Note that typical usage of the mzip tool would thus use shell redirection in order to write the compressed output to a file. For example, to compress the file file.txt into a (hopefully smaller) file.z, you would type:
prompt> ./mzip file.txt > file.z
The “greater than” sign is a UNIX shell redirection; in this case, it ensures that the output from mzip is written to the file file.z (instead of being printed to the screen). You’ll learn more about how this works a little later in the course.

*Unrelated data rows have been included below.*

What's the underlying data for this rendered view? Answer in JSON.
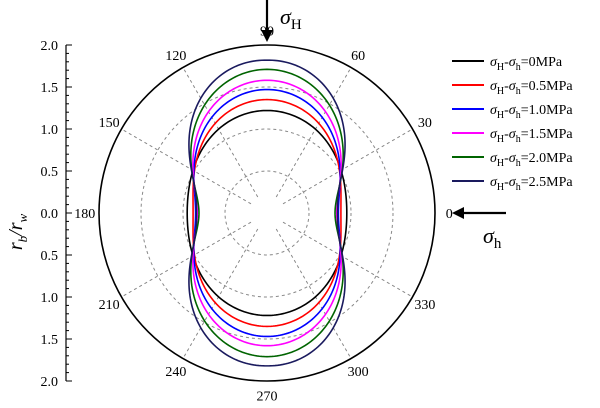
{
  "chart_data": {
    "type": "polar-line",
    "radial_axis": {
      "label_main": "r",
      "label_sub1": "b",
      "label_sep": "/r",
      "label_sub2": "w",
      "range": [
        0,
        2.0
      ],
      "ticks": [
        "2.0",
        "1.5",
        "1.0",
        "0.5",
        "0.0",
        "0.5",
        "1.0",
        "1.5",
        "2.0"
      ],
      "tick_values": [
        2.0,
        1.5,
        1.0,
        0.5,
        0.0,
        0.5,
        1.0,
        1.5,
        2.0
      ],
      "minor_step": 0.1
    },
    "angular_axis": {
      "ticks": [
        "0",
        "30",
        "60",
        "90",
        "120",
        "150",
        "180",
        "210",
        "240",
        "270",
        "300",
        "330"
      ],
      "tick_values_deg": [
        0,
        30,
        60,
        90,
        120,
        150,
        180,
        210,
        240,
        270,
        300,
        330
      ]
    },
    "grid_radii": [
      0.5,
      1.0,
      1.5
    ],
    "grid": true,
    "legend_position": "right",
    "annotations": {
      "sigma_H": {
        "symbol": "σ",
        "sub": "H"
      },
      "sigma_h": {
        "symbol": "σ",
        "sub": "h"
      }
    },
    "series": [
      {
        "name": "σH-σh=0MPa",
        "name_parts": [
          "σ",
          "H",
          "-σ",
          "h",
          "=0MPa"
        ],
        "color": "#000000",
        "peak_90": 1.22,
        "at_0": 0.95,
        "cusp": false
      },
      {
        "name": "σH-σh=0.5MPa",
        "name_parts": [
          "σ",
          "H",
          "-σ",
          "h",
          "=0.5MPa"
        ],
        "color": "#ff0000",
        "peak_90": 1.35,
        "at_0": 0.88,
        "cusp": false
      },
      {
        "name": "σH-σh=1.0MPa",
        "name_parts": [
          "σ",
          "H",
          "-σ",
          "h",
          "=1.0MPa"
        ],
        "color": "#0000ff",
        "peak_90": 1.47,
        "at_0": 0.85,
        "cusp": false
      },
      {
        "name": "σH-σh=1.5MPa",
        "name_parts": [
          "σ",
          "H",
          "-σ",
          "h",
          "=1.5MPa"
        ],
        "color": "#ff00ff",
        "peak_90": 1.58,
        "at_0": 0.83,
        "cusp": false
      },
      {
        "name": "σH-σh=2.0MPa",
        "name_parts": [
          "σ",
          "H",
          "-σ",
          "h",
          "=2.0MPa"
        ],
        "color": "#006400",
        "peak_90": 1.71,
        "at_0": 0.81,
        "cusp": false
      },
      {
        "name": "σH-σh=2.5MPa",
        "name_parts": [
          "σ",
          "H",
          "-σ",
          "h",
          "=2.5MPa"
        ],
        "color": "#1a1a5e",
        "peak_90": 1.82,
        "at_0": 0.74,
        "cusp": true
      }
    ]
  }
}
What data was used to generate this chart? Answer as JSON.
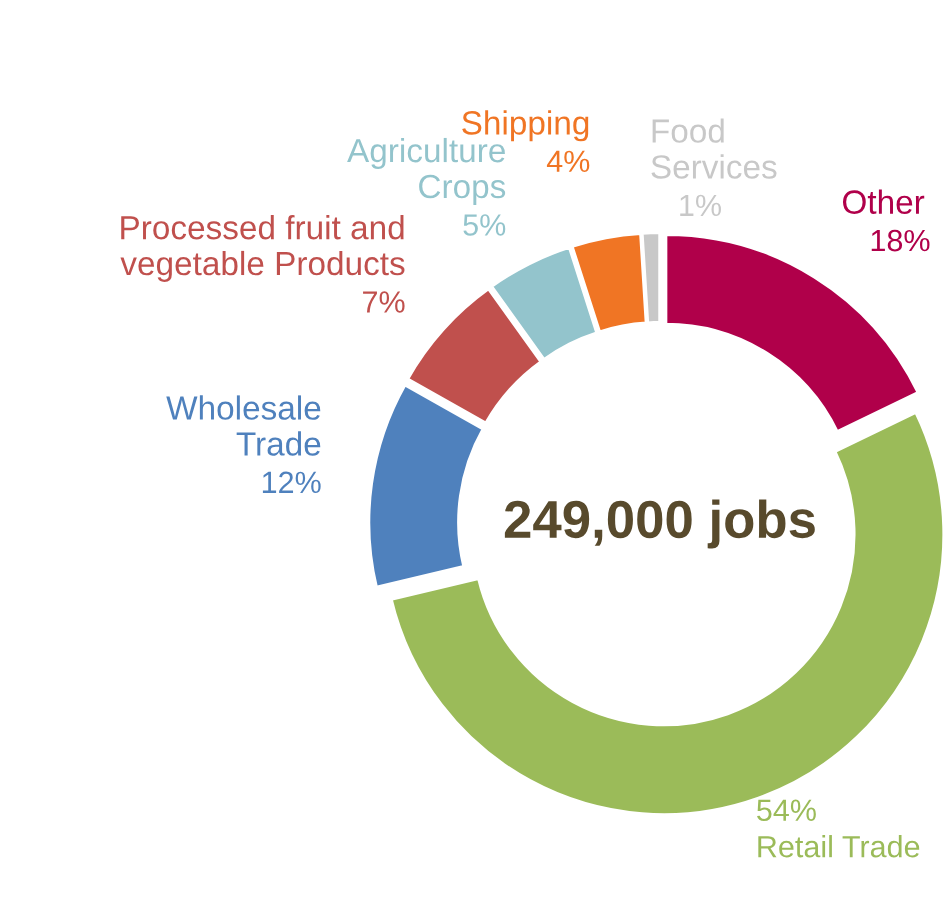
{
  "chart_data": {
    "type": "donut",
    "categories": [
      "Other",
      "Retail Trade",
      "Wholesale\nTrade",
      "Processed fruit and\nvegetable Products",
      "Agriculture\nCrops",
      "Shipping",
      "Food\nServices"
    ],
    "values": [
      18,
      54,
      12,
      7,
      5,
      4,
      1
    ],
    "value_labels": [
      "18%",
      "54%",
      "12%",
      "7%",
      "5%",
      "4%",
      "1%"
    ],
    "colors": [
      "#b0004a",
      "#9bbb59",
      "#4f81bd",
      "#c0504d",
      "#93c4cc",
      "#f07524",
      "#c8c8c8"
    ],
    "annotations": [
      "249,000 jobs"
    ],
    "legend": false
  }
}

The munzip tool simply does the reverse of the mzip tool, taking in a compressed file and writing (to standard output again) the uncompressed results. For example, to see the contents of file.txt, you would type:
prompt> ./munzip file.z
munzip should read in the compressed file (likely using fread()) and print out the uncompressed output to standard output using printf().
Details
You will submit your assignment using GitLab. The submission will
consist of whatever is contianed in your private
linux-utilities
repository.
You will need to share your private repository with our GTA Abhishek (his GitLab ID
is the same as his mason email ID: aroy6
).
Commit all your changes by typing:
% git commit -am 'the final awesome solution of proj0a: [Your Name] and [Your GMU ID]'
And that’s all. We will check the timestamp (your last commit timestamp) for late submission. So make sure to submit before the deadline.
The assignment borrows a considerable amount of content from Wisconsin’s CS-537 (Spring 2018). Thanks to Prof. Remzi Arpaci-Dusseau’s support.
1: Unfortunately, there is a lot to learn about the C library, but at some point, you’ve just got to read documentation to learn what is available. Why not now, when you are young? Or, if you are old, why not now, before it’s … ahem … too late?